Silicon Valley is no longer large enough to house all the promising technology startups that are being nurtured by entrepreneurs across the United States. The migration of tech startups away from Silicon Valley began in the early 21st century, right at the peak of the Dot-Com Bubble era on Wall Street, when internet companies set up offices in the Boston and New York metropolitan areas. In recent years, new tech firms extended the boundaries of Silicon Valley by moving to San Francisco, but this created a saturation problem that devolved into a very high cost of living.

Scientific and technological innovation does not have to be confined to Silicon Valley; in fact, tech entrepreneurs and venture capital investors are convinced that success can be found in burgeoning metropolitan areas that are home to research centers and skilled workforces. With the right mix of reasonable cost of living and quality of life, tech entrepreneurs are bound to follow. Here are five American cities where this trend is developing:

Shutterstock Licensed Photo – By Alexander Supertramp

Salt Lake City

According to a 2016 report published by Inc. magazine, venture capital activity in the Salt Lake City and Ogden metro area of Utah was estimated to have brought 16 deals for a total of $275 million; this works out to an average of $17.2 million per deal. In the Provo and Orem metro area, the average tech startup funding in 2016 was $51.3 million. Salt Lake City and Provo are now locked in a Beehive State battle to attract the biggest tech companies; Provo is home to Novell, but Salt Lake City is home to dozens of biotechnology startups.

South Florida

This large metropolitan region is sunny, diverse and a major tourist magnet, but its tech scene has somehow flown below the radar for many decades. In the ritzy city of Boca Raton, the first prototype of the IBM Personal Computer (PC) was designed in 1981; about ten years later in nearby Fort Lauderdale, virtual computing giant Citrix opened its first offices while Alienware, the renowned gaming hardware brand, operated from a warehouse in Miami. The South Florida advantage is its strong connection to Latin America and its multicultural workforce.


Financial news giant CNBC often mentions Austin as the best American city for tech entrepreneurs due to its extremely reasonable cost of living. Tech professionals looking for affordable rent payments and cheap insurance quotes should strongly consider moving to Austin, where hundreds of tech firms, many of them dedicated to health sciences, are constantly hiring.

The salaries in this city may not be as enticing as they are in San Francisco, but the quality of life and the low cost of settling down are very attractive. Entrepreneurs who need to hire skilled professionals should take into account that the University of Texas at Austin boasts impressive enrollment and graduation rates.

Los Angeles

Although Southern California may not be as affordable as Austin or Salt Lake City, the vast talent pool in this region keeps attracting tech firms, particularly those that are dedicated to video game development, internet security and computer graphics imaging. Los Angeles is also home to many venture capital firms that have connection to Asian investors, which means more opportunities for funding.

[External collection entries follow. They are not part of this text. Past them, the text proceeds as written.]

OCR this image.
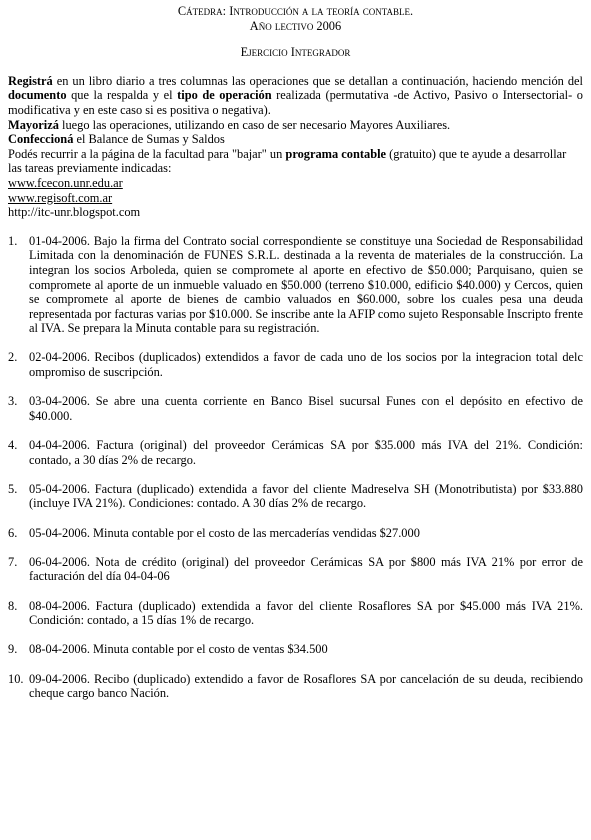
Cátedra: Introducción a la teoría contable.
Año lectivo 2006
Ejercicio Integrador

Registrá en un libro diario a tres columnas las operaciones que se detallan a continuación, haciendo mención del documento que la respalda y el tipo de operación realizada (permutativa -de Activo, Pasivo o Intersectorial- o modificativa y en este caso si es positiva o negativa).

Mayorizá luego las operaciones, utilizando en caso de ser necesario Mayores Auxiliares.

Confeccioná el Balance de Sumas y Saldos

Podés recurrir a la página de la facultad para "bajar" un programa contable (gratuito) que te ayude a desarrollar las tareas previamente indicadas:

www.fcecon.unr.edu.ar
www.regisoft.com.ar
http://itc-unr.blogspot.com
1. 01-04-2006. Bajo la firma del Contrato social correspondiente se constituye una Sociedad de Responsabilidad Limitada con la denominación de FUNES S.R.L. destinada a la reventa de materiales de la construcción. La integran los socios Arboleda, quien se compromete al aporte en efectivo de $50.000; Parquisano, quien se compromete al aporte de un inmueble valuado en $50.000 (terreno $10.000, edificio $40.000) y Cercos, quien se compromete al aporte de bienes de cambio valuados en $60.000, sobre los cuales pesa una deuda representada por facturas varias por $10.000. Se inscribe ante la AFIP como sujeto Responsable Inscripto frente al IVA. Se prepara la Minuta contable para su registración.
2. 02-04-2006. Recibos (duplicados) extendidos a favor de cada uno de los socios por la integracion total delc ompromiso de suscripción.
3. 03-04-2006. Se abre una cuenta corriente en Banco Bisel sucursal Funes con el depósito en efectivo de $40.000.
4. 04-04-2006. Factura (original) del proveedor Cerámicas SA por $35.000 más IVA del 21%. Condición: contado, a 30 días 2% de recargo.
5. 05-04-2006. Factura (duplicado) extendida a favor del cliente Madreselva SH (Monotributista) por $33.880 (incluye IVA 21%). Condiciones: contado. A 30 días 2% de recargo.
6. 05-04-2006. Minuta contable por el costo de las mercaderías vendidas $27.000
7. 06-04-2006. Nota de crédito (original) del proveedor Cerámicas SA por $800 más IVA 21% por error de facturación del día 04-04-06
8. 08-04-2006. Factura (duplicado) extendida a favor del cliente Rosaflores SA por $45.000 más IVA 21%. Condición: contado, a 15 días 1% de recargo.
9. 08-04-2006. Minuta contable por el costo de ventas $34.500
10. 09-04-2006. Recibo (duplicado) extendido a favor de Rosaflores SA por cancelación de su deuda, recibiendo cheque cargo banco Nación.
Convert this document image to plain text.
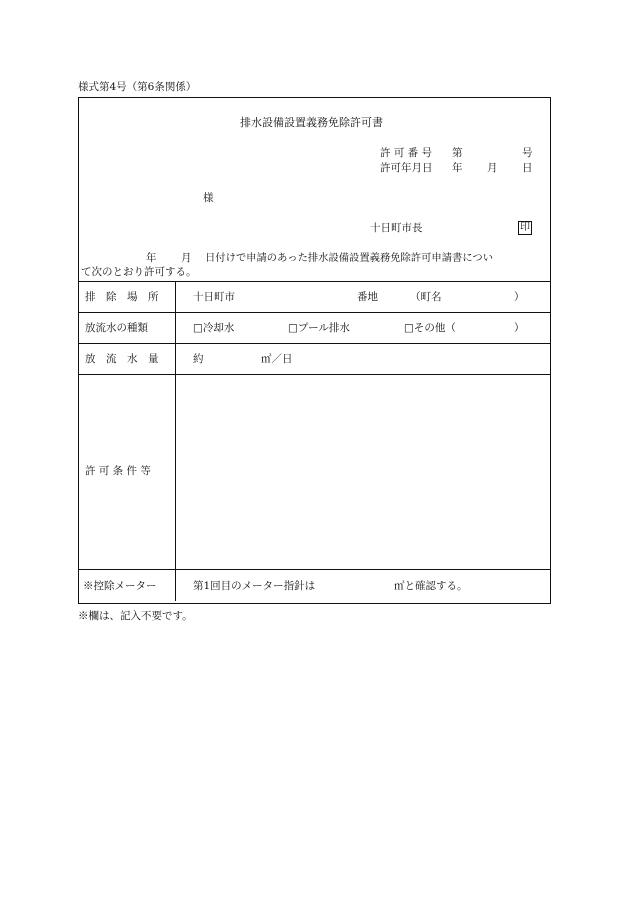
様式第4号（第6条関係）
排水設備設置義務免除許可書
許 可 番 号 第	号
許可年月日 年 月 日
様
十日町市長	印
年 月 日付けで申請のあった排水設備設置義務免除許可申請書につい
て次のとおり許可する。
排　除　場　所	十日町市	番地	（町名	）
放流水の種類 □	冷却水 □	プール排水 □	その他（	）
放　流　水　量	約	㎥／日
許 可 条 件 等
※控除メーター	第1回目のメーター指針は	㎥と確認する。
※欄は、記入不要です。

The Windy City has always enjoyed solid employment levels in the industrial sector; over the last few years, however, the tech sector has considerably increased its hiring pace because the numerous financial services companies in Chicago are now investing in tech startups. As the headquarters of the Obama Foundation, Chicago is bound to see a lot of tech activity in the near future, particularly in the fields of e-learning and social development.

In the end, tech entrepreneurs should not feel as if moving to Silicon Valley is their only shot at success. The five tech hubs listed herein offer certain advantages over Silicon Valley that should not be ignored.